Hasil imbang ini memperpanjang catatan kurang memuaskan Manchester United dalam lima pertandingan terakhir Premier League. Dari lima laga itu, Setan Merah hanya mampu mencatat satu kemenangan. Lebih jauh, tiga hasil imbang yang diraih terjadi setelah MU lebih dulu unggul, tetapi gagal mengamankan keunggulan hingga akhir laga.
Roy Keane, yang kini menjadi analis di Sky Sports, menyoroti menurunnya agresivitas tim setelah mencetak gol. Ia menilai skuat asuhan Ruben Amorim cenderung pasif dan kehilangan keberanian untuk menyelesaikan pertandingan.
“Setelah mencetak gol melawan tim yang berada di papan bawah, mereka justru menurunkan intensitas. Tanpa meremehkan West Ham, MU seperti melepas kendali permainan,” ujar Keane. “Setiap kali saya menonton mereka, hasilnya selalu mengecewakan. Tidak tajam dan tidak cukup kuat untuk mengunci kemenangan.”
Keane menilai performa Manchester United belakangan ini berada pada level yang mengkhawatirkan. Meskipun beberapa kali menunjukkan tanda perbaikan, ia menilai tidak ada konsistensi maupun mental yang kuat dari tim. “Satu menit tampil baik dan naik ke posisi kelima, menit berikutnya kembali terpuruk. Beberapa pertandingan terakhir sudah sangat buruk. Mereka terlihat takut menuntaskan pertandingan,” katanya.
Dengan hasil imbang ini, Manchester United gagal memanfaatkan peluang untuk merangkak ke posisi lima besar klasemen sementara Liga Inggris. Tim asuhan Ruben Amorim kini berada di peringkat kedelapan dengan 22 poin dari 14 pertandingan.

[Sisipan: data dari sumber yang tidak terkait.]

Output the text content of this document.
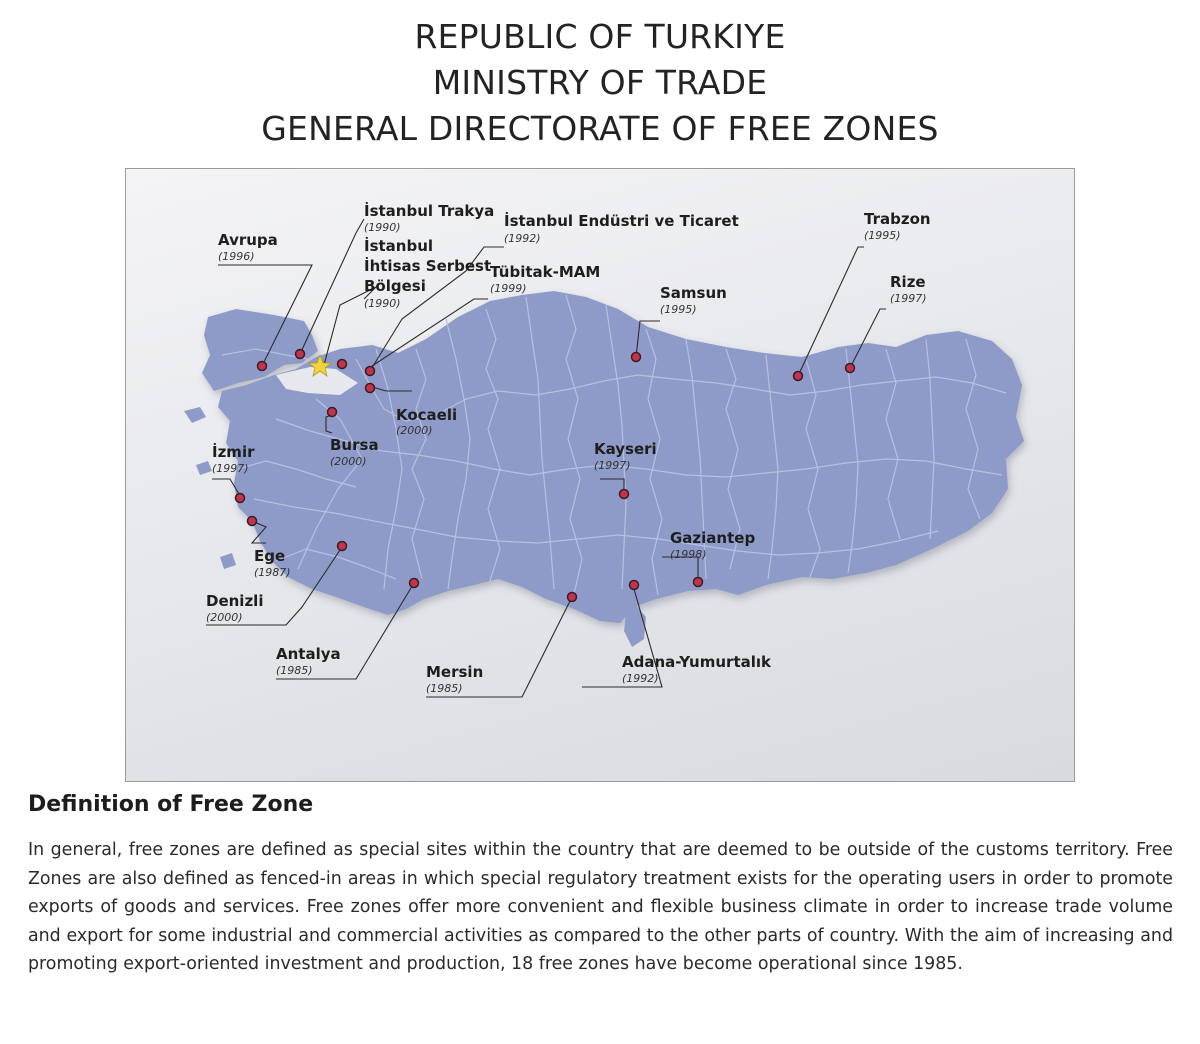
REPUBLIC OF TURKIYE
MINISTRY OF TRADE
GENERAL DIRECTORATE OF FREE ZONES
Avrupa
(1996)
İstanbul Trakya
(1990)
İstanbul
İhtisas Serbest
Bölgesi
(1990)
İstanbul Endüstri ve Ticaret
(1992)
Tübitak-MAM
(1999)	Samsun
(1995)
Trabzon
(1995)
Rize
(1997)
Kocaeli
(2000)
Bursa
(2000)
İzmir
(1997)
Kayseri
(1997)
Ege
(1987)
Gaziantep
(1998)
Denizli
(2000)
Antalya
(1985)	Mersin
(1985)
Adana-Yumurtalık
(1992)
Definition of Free Zone
In general, free zones are defined as special sites within the country that are deemed to be outside of the customs territory. Free Zones are also defined as fenced-in areas in which special regulatory treatment exists for the operating users in order to promote exports of goods and services. Free zones offer more convenient and flexible business climate in order to increase trade volume and export for some industrial and commercial activities as compared to the other parts of country. With the aim of increasing and promoting export-oriented investment and production, 18 free zones have become operational since 1985.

Situasi ini diperkirakan akan meningkatkan tekanan terhadap Ruben Amorim, yang diminta segera membawa stabilitas bagi performa tim. Manchester United dituntut menemukan kembali karakter permainan agresif yang identik dengan klub tersebut, terutama dalam laga-laga krusial.

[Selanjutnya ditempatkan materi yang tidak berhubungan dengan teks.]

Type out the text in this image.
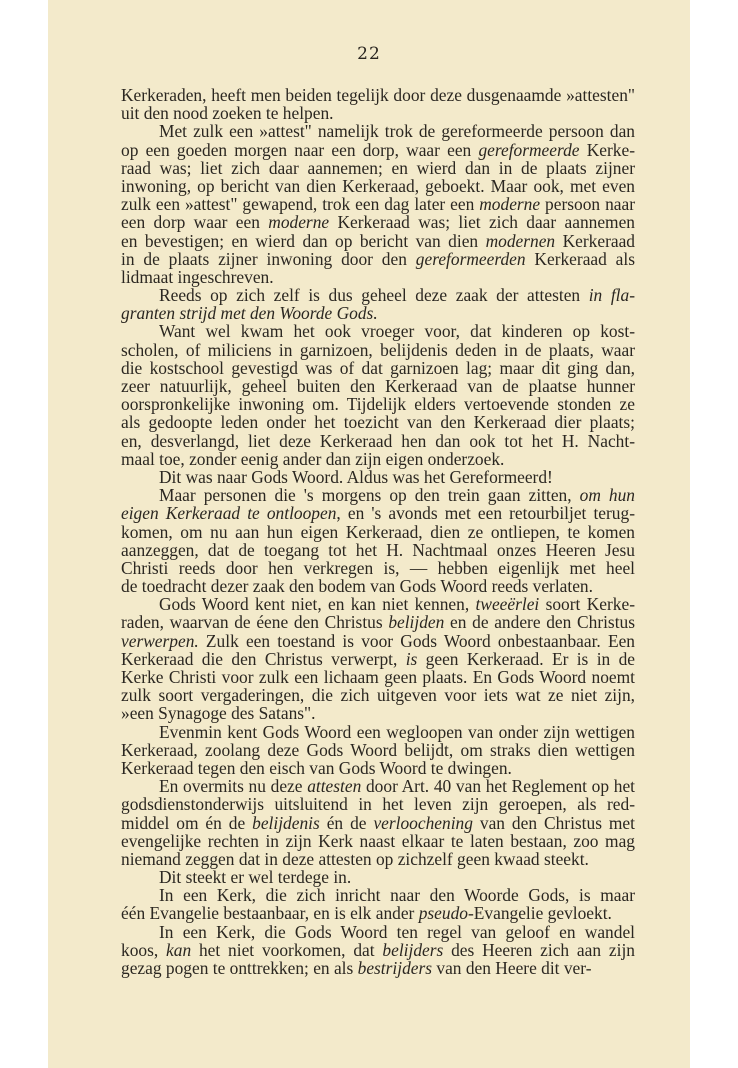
22
Kerkeraden, heeft men beiden tegelijk door deze dusgenaamde »attesten"
uit den nood zoeken te helpen.
Met zulk een »attest" namelijk trok de gereformeerde persoon dan
op een goeden morgen naar een dorp, waar een gereformeerde Kerke-
raad was; liet zich daar aannemen; en wierd dan in de plaats zijner
inwoning, op bericht van dien Kerkeraad, geboekt. Maar ook, met even
zulk een »attest" gewapend, trok een dag later een moderne persoon naar
een dorp waar een moderne Kerkeraad was; liet zich daar aannemen
en bevestigen; en wierd dan op bericht van dien modernen Kerkeraad
in de plaats zijner inwoning door den gereformeerden Kerkeraad als
lidmaat ingeschreven.
Reeds op zich zelf is dus geheel deze zaak der attesten in fla-
granten strijd met den Woorde Gods.
Want wel kwam het ook vroeger voor, dat kinderen op kost-
scholen, of miliciens in garnizoen, belijdenis deden in de plaats, waar
die kostschool gevestigd was of dat garnizoen lag; maar dit ging dan,
zeer natuurlijk, geheel buiten den Kerkeraad van de plaatse hunner
oorspronkelijke inwoning om. Tijdelijk elders vertoevende stonden ze
als gedoopte leden onder het toezicht van den Kerkeraad dier plaats;
en, desverlangd, liet deze Kerkeraad hen dan ook tot het H. Nacht-
maal toe, zonder eenig ander dan zijn eigen onderzoek.
Dit was naar Gods Woord. Aldus was het Gereformeerd!
Maar personen die 's morgens op den trein gaan zitten, om hun
eigen Kerkeraad te ontloopen, en 's avonds met een retourbiljet terug-
komen, om nu aan hun eigen Kerkeraad, dien ze ontliepen, te komen
aanzeggen, dat de toegang tot het H. Nachtmaal onzes Heeren Jesu
Christi reeds door hen verkregen is, — hebben eigenlijk met heel
de toedracht dezer zaak den bodem van Gods Woord reeds verlaten.
Gods Woord kent niet, en kan niet kennen, tweeërlei soort Kerke-
raden, waarvan de éene den Christus belijden en de andere den Christus
verwerpen. Zulk een toestand is voor Gods Woord onbestaanbaar. Een
Kerkeraad die den Christus verwerpt, is geen Kerkeraad. Er is in de
Kerke Christi voor zulk een lichaam geen plaats. En Gods Woord noemt
zulk soort vergaderingen, die zich uitgeven voor iets wat ze niet zijn,
»een Synagoge des Satans".
Evenmin kent Gods Woord een wegloopen van onder zijn wettigen
Kerkeraad, zoolang deze Gods Woord belijdt, om straks dien wettigen
Kerkeraad tegen den eisch van Gods Woord te dwingen.
En overmits nu deze attesten door Art. 40 van het Reglement op het
godsdienstonderwijs uitsluitend in het leven zijn geroepen, als red-
middel om én de belijdenis én de verloochening van den Christus met
evengelijke rechten in zijn Kerk naast elkaar te laten bestaan, zoo mag
niemand zeggen dat in deze attesten op zichzelf geen kwaad steekt.
Dit steekt er wel terdege in.
In een Kerk, die zich inricht naar den Woorde Gods, is maar
één Evangelie bestaanbaar, en is elk ander pseudo-Evangelie gevloekt.
In een Kerk, die Gods Woord ten regel van geloof en wandel
koos, kan het niet voorkomen, dat belijders des Heeren zich aan zijn
gezag pogen te onttrekken; en als bestrijders van den Heere dit ver-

Ke depan, MU menghadapi jadwal padat dan harus memanfaatkan setiap pertandingan untuk bangkit. Para pendukung berharap tim dapat memperbaiki konsentrasi dan penyelesaian akhir agar tidak kembali kehilangan poin di laga-laga yang seharusnya bisa dimenangkan. Momen kebangkitan dinilai sangat penting agar MU tetap berada dalam persaingan zona Eropa dan menghindari tekanan yang lebih besar pada sisa musim. (*)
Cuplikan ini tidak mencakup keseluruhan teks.